Fla Lewis – Weybosset Research

Okay, good. And if I may, jog my memory Larry, the transaction with the archdiocese of Philadelphia, is that something for the one that we started with in Detroit? That is to say we don’t have to put up any cash up front to run the things we’re not buying this from the archdiocese, are we?

Lawrence Miller

No actually it’s more like an acquisition. It’s a 60 year lease that is very different in that the – when we went into the one in Detroit, there was a whole different mindset in Detroit and there was a lot of hesitation on behalf of the archdiocese. I think we’re just in a very financial pickle. They really struggled returning it over to a non- sectarian group. So we just went in to that deal with just a trial, let’s see if it works and while we did a fantastic job for them, they were also able to swab their financial crisis through a major capital campaign. So they were able to get back financially on solid footing, and decided that they really wanted to keep control and ownership of management and the properties. Philadelphia is a very different situation. Their financial problems are public knowledge. They are very significant, and they are taking lots of action steps in order to restore the archdiocese to financial stability and one of those were to essentially turn over to complete control of their cemeteries for 60 years. They have one walk away right beginning in year 10 for just through I guess it’s actually year 11 I think, where they can exercise the right to take the properties back, but it’s so expensive, it’s hard to see them ever doing that.

Timothy Yost

But I think it’s also worth noting that that one of our references were completing the deal with archdiocese at Philadelphia was the archdiocese of Detroit. They weren’t unhappy with our performance in any way.

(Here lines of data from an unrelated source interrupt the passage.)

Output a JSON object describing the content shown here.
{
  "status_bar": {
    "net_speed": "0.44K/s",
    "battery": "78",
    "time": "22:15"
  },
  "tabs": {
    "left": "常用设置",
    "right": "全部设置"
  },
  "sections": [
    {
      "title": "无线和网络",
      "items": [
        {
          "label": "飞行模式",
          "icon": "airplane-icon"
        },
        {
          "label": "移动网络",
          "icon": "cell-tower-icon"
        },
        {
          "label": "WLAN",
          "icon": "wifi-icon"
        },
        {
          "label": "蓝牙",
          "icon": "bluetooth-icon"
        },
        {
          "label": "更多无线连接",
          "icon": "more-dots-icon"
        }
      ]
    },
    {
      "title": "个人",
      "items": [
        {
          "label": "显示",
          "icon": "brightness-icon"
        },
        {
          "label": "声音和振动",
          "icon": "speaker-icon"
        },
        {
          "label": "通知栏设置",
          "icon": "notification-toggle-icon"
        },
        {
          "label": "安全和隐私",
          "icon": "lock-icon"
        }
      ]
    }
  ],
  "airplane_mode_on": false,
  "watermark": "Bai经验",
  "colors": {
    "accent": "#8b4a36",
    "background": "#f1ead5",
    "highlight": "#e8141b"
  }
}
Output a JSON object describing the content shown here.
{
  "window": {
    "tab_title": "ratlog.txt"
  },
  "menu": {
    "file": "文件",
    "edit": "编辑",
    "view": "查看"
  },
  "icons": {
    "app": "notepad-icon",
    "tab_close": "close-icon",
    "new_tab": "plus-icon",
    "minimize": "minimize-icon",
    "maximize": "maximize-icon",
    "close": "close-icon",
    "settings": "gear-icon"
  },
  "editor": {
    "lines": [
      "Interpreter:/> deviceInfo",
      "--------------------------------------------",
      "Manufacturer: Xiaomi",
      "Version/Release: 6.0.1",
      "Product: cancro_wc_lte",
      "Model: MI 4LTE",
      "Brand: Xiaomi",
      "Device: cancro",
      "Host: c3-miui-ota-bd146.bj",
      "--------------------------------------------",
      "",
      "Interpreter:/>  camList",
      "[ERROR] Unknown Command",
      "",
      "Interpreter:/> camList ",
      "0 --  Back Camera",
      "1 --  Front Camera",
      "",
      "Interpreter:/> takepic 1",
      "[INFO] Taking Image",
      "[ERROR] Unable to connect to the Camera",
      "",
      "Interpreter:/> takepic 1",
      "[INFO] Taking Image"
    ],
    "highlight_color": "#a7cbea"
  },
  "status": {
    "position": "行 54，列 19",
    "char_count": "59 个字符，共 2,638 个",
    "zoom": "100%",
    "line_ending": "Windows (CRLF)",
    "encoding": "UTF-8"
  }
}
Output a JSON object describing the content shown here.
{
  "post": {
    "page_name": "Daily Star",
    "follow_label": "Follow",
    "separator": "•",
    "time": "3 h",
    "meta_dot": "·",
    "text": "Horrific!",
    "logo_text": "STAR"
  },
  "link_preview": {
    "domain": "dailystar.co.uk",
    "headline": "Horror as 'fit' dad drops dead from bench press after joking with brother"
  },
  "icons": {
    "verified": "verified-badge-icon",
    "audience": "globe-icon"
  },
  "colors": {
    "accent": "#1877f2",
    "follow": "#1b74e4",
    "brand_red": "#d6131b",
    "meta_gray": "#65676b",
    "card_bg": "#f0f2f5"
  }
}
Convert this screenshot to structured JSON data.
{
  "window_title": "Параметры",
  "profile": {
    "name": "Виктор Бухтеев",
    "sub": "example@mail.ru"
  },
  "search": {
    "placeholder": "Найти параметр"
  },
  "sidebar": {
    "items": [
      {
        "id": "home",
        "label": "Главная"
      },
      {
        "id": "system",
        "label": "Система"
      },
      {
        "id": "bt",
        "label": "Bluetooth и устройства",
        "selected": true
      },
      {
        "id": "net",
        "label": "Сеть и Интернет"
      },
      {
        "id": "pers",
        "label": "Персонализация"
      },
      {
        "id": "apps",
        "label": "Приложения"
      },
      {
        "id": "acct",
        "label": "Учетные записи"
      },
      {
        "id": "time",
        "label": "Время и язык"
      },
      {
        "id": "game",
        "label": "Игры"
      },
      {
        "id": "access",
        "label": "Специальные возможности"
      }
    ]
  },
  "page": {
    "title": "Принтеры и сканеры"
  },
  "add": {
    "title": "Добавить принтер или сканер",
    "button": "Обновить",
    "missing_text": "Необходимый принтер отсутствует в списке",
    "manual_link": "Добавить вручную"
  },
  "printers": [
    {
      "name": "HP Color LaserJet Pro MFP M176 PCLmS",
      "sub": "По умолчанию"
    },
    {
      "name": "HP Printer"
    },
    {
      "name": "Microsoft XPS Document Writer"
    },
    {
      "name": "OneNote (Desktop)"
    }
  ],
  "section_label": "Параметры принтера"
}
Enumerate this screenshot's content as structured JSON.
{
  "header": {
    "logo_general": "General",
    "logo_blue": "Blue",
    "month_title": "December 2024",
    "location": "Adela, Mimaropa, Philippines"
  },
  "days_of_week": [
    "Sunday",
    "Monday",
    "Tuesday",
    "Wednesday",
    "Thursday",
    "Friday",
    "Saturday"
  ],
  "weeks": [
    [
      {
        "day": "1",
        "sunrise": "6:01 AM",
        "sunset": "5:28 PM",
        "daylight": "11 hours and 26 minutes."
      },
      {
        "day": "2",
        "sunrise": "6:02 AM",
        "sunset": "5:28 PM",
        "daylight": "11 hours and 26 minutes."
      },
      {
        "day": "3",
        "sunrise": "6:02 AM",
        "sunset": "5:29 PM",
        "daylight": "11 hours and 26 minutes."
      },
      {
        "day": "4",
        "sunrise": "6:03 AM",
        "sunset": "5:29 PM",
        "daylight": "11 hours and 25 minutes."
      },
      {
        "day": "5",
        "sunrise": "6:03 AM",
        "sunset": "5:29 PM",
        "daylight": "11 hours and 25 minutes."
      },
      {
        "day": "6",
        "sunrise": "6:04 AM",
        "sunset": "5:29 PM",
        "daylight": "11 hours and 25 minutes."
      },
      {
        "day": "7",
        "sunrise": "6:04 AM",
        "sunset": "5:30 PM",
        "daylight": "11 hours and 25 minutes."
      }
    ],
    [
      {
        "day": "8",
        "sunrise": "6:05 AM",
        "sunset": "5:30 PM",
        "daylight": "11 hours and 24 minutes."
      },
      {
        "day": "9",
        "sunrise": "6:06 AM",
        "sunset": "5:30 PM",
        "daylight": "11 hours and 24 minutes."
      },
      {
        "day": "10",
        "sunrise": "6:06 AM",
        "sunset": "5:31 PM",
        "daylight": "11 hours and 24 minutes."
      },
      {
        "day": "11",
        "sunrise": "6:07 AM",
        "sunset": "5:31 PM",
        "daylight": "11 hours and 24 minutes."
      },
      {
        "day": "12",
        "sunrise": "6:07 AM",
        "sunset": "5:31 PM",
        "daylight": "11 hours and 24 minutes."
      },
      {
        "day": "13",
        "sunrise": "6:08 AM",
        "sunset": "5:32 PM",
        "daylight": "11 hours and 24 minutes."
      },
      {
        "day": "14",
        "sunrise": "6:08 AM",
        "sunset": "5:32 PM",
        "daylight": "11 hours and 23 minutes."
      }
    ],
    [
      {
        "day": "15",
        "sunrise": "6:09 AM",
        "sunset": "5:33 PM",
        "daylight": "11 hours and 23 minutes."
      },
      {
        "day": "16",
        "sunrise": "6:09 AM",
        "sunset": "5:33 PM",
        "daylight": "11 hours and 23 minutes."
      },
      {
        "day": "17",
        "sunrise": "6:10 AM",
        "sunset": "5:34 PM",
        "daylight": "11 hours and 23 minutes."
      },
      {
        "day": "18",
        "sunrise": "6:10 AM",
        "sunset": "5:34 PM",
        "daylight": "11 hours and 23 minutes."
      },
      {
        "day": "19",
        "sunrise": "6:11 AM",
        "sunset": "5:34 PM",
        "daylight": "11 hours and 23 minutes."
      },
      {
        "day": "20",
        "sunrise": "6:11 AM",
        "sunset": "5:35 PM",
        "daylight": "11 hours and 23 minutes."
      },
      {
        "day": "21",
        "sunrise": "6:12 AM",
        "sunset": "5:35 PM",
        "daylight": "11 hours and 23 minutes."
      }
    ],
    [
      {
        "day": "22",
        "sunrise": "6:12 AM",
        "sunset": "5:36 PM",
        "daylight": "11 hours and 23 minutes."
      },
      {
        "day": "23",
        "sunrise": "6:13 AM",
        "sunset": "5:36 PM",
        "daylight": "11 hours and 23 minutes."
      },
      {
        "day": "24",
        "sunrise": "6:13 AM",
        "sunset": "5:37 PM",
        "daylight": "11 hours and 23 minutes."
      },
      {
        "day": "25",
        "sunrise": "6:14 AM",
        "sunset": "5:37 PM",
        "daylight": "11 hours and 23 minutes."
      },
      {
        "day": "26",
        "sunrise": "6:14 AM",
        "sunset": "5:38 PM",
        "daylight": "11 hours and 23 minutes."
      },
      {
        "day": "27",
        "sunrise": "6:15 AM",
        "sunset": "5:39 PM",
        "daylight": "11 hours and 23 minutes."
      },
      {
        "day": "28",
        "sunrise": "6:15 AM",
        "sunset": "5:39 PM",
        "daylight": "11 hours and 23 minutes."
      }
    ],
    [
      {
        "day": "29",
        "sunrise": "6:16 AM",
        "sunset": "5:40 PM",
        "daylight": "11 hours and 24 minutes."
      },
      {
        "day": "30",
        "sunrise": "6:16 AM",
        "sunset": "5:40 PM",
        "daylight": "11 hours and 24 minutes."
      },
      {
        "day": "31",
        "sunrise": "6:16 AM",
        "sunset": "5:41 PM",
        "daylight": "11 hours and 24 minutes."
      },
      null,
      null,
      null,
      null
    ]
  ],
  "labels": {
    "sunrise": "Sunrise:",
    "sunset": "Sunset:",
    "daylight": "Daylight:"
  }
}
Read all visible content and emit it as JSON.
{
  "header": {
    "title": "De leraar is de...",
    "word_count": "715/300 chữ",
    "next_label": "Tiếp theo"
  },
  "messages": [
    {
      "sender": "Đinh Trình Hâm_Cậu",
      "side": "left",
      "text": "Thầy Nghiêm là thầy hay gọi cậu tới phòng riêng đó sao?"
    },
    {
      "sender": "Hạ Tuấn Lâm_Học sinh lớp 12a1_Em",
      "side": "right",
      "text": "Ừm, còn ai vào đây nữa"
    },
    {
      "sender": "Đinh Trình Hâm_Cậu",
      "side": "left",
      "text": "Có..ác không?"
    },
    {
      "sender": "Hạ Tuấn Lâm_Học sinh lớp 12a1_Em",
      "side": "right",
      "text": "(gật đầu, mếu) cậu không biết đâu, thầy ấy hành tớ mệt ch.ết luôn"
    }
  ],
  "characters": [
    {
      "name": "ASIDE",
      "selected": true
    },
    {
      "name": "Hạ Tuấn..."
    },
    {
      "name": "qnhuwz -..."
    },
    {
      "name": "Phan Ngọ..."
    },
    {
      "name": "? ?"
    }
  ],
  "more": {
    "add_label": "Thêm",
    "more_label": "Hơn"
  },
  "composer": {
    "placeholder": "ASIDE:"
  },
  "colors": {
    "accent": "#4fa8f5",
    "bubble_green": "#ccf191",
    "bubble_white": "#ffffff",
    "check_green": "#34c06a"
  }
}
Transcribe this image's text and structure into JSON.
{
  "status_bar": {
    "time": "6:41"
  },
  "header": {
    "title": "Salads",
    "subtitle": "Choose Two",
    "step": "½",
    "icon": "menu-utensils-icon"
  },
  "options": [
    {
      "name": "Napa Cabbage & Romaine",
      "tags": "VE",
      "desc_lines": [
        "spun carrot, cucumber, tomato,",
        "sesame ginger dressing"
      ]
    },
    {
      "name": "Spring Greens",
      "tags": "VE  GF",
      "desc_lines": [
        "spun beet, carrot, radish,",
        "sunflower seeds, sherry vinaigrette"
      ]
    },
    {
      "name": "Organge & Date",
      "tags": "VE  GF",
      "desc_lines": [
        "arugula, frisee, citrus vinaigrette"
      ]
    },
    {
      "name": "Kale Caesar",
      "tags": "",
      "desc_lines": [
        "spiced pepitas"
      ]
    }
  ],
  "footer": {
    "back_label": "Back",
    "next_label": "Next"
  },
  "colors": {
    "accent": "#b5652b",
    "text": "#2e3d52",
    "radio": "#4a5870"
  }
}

Fla Lewis – Weybosset Research

Right, right.

Timothy Yost

And in fact that deal gave us good recommendation.

Fla Lewis – Weybosset Research

I’m just trying to remember that the beauty of the Detroit transaction we didn’t actually have to buy those cemeteries we just

Lawrence Miller

No, but we didn’t have control. We didn’t have control – Here, we’re obviously we have to respect the traditions of [inaudible] and we’ll certainly will. We are for all intention purposes, we look at four may be lease substance we own these properties.

Fla Lewis – Weybosset Research

And reducing them that is saying we’re paying them every lease fee is that –

Lawrence Miller

There is an upfront payment and then beginning in year six.

Timothy Yost

This is referring to year 11.

Lawrence Miller

We start to accrue some additional rent payments.

Fla Lewis – Weybosset Research

Okay.

Lawrence Miller

This is going to be a fabulous deal for the company. They’ve never had a meaningful preneed program. And as I said they do 7,000 burials throughout the archdiocese, and we’re gearing up our sales force right now. We’ll probably hire close to 75 sales people or the entire five county area because the properties fortunately are geographically dispersed throughout the five counties.

Fla Lewis – Weybosset Research

Okay. Well, thanks for jogging my memory on those matters.

Lawrence Miller

Okay. Real good. Thanks, Fla.

Fla Lewis – Weybosset Research

Thank you.

Operator

[Operator Instructions]. I’m showing no further questions at this time.

Okay operator. Thank you and thanks for everyone for joining us and we’ll look forward to talking to you at the end of second quarter. Thanks.

Operator

Ladies and gentlemen, that does conclude the conference call for today. We thank you for your participation and ask that you please disconnect your lines.